As you can see, there’s a lot of variability in the number of wounds caused, but pretty reliably the attackers can be expecting to see 6+ mortal wounds done to the objectives, and 9 mortal wounds is not an uncommon outcome. Importantly, the plot below shows that, for our 10,000 simulations, 4.7% of the time a building gets destroyed.

In fairness, that means 95.3% of the time, a building doesn’t. But remember, that’s per building, which means there’s only an 86.5% chance that no buildings are destroyed. And that’s the somewhat generous “Is this game just completely bonkers” outcome – some of those 86.5% games are with buildings limping along on two or three wounds, one lasgun shot away from collapsing completely.

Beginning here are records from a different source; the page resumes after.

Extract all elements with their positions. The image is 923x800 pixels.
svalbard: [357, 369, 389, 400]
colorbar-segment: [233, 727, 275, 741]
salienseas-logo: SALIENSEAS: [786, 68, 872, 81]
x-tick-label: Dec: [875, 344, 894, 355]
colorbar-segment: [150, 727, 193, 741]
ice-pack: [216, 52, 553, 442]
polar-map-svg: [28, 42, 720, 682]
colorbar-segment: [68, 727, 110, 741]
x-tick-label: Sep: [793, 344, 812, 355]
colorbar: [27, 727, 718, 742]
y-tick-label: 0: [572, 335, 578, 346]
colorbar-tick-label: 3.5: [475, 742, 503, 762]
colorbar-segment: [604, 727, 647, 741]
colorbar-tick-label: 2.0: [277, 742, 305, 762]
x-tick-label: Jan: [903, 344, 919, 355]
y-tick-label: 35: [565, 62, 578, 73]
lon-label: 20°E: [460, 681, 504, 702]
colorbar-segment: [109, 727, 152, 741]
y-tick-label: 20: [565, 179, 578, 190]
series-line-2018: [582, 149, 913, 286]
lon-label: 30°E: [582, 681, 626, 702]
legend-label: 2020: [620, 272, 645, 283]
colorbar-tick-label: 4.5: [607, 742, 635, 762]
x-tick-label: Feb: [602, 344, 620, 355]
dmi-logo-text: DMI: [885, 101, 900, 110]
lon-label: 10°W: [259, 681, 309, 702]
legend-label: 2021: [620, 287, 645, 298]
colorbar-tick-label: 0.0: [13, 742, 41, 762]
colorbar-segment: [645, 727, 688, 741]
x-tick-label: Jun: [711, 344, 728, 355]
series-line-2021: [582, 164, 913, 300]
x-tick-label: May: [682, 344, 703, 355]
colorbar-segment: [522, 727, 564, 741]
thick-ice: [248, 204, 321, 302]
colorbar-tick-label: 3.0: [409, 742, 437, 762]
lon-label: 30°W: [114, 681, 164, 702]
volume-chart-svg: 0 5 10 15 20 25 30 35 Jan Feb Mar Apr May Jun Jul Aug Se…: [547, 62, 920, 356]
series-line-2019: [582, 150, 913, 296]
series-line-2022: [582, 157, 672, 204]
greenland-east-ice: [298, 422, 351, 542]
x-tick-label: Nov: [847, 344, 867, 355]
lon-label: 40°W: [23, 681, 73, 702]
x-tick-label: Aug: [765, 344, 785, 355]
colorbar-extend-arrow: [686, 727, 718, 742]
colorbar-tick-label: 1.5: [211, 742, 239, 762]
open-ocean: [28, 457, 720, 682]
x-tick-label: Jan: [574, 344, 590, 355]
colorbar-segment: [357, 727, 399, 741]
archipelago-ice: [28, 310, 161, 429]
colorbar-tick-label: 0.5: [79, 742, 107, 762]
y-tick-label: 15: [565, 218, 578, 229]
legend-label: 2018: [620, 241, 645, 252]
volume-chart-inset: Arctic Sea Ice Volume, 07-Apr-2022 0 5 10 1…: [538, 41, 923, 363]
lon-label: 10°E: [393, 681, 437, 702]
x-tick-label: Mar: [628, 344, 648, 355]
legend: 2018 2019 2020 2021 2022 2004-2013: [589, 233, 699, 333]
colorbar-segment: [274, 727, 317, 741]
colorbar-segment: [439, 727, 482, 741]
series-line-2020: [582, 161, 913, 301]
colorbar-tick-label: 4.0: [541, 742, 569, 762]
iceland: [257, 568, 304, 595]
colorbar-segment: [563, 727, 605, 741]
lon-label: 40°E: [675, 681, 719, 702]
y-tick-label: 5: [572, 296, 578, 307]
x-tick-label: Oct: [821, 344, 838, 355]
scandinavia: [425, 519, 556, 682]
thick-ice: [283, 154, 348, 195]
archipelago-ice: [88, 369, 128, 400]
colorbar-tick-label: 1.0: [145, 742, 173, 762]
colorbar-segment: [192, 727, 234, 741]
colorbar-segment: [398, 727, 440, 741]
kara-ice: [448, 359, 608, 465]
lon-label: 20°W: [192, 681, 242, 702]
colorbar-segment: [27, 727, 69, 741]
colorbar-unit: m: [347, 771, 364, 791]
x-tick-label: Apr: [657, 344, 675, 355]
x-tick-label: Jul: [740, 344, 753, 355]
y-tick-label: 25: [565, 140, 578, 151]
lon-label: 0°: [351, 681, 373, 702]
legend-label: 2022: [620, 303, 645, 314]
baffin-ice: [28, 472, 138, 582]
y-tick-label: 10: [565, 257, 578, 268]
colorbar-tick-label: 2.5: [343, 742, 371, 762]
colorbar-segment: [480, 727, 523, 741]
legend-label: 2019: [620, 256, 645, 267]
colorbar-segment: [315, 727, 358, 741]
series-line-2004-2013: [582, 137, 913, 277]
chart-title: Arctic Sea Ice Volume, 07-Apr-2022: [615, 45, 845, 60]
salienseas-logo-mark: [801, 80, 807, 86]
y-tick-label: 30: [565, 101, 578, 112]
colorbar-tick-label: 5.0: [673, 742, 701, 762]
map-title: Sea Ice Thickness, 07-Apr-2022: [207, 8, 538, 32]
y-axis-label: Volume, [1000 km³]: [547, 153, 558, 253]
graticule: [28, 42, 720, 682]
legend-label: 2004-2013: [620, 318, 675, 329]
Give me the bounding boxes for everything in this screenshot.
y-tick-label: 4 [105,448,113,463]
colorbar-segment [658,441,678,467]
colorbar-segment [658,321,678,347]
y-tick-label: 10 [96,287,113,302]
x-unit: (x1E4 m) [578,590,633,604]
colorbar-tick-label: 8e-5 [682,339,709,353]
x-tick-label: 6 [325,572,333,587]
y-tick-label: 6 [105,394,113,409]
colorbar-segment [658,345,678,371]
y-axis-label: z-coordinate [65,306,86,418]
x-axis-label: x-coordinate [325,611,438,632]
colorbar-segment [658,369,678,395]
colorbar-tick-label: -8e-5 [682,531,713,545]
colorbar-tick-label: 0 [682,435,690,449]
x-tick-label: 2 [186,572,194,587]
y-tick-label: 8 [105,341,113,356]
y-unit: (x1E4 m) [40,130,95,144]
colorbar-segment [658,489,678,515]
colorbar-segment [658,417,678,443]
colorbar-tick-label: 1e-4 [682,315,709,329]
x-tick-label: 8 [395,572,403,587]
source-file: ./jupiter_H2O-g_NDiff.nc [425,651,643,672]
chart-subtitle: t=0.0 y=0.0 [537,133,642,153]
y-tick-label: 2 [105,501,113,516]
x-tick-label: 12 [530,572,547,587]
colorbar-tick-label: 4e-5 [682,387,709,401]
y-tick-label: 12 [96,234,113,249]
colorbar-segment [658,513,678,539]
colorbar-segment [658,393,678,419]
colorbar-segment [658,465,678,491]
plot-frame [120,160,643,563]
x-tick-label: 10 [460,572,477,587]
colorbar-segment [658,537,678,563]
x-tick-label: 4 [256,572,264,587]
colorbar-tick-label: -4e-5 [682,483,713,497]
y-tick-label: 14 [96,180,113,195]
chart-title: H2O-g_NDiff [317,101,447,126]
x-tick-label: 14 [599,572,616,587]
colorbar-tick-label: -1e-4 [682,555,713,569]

Is this unbalanced? I’d suggest yes. But more than that, for narrative play, I’d suggest that it’s disempowering. It sets up a situation where there’s a decent chance that one player will already feel that they’re out of the game before it really starts – not because of anything they did, but because of dice rolls. And mathhammer – like the stuff above – could tell you that. Like maybe dialing it down to one-use, or coming up with some other mechanic. You can of course discover this during playtesting, but this is rare – it’s the kind of thing you might not encounter after just a try or two.


So there we are – a “brief” exploration of the role I think theory has in narrative gaming, and in making your narrative games better.

The added bonus is you can do math while sheltering in place.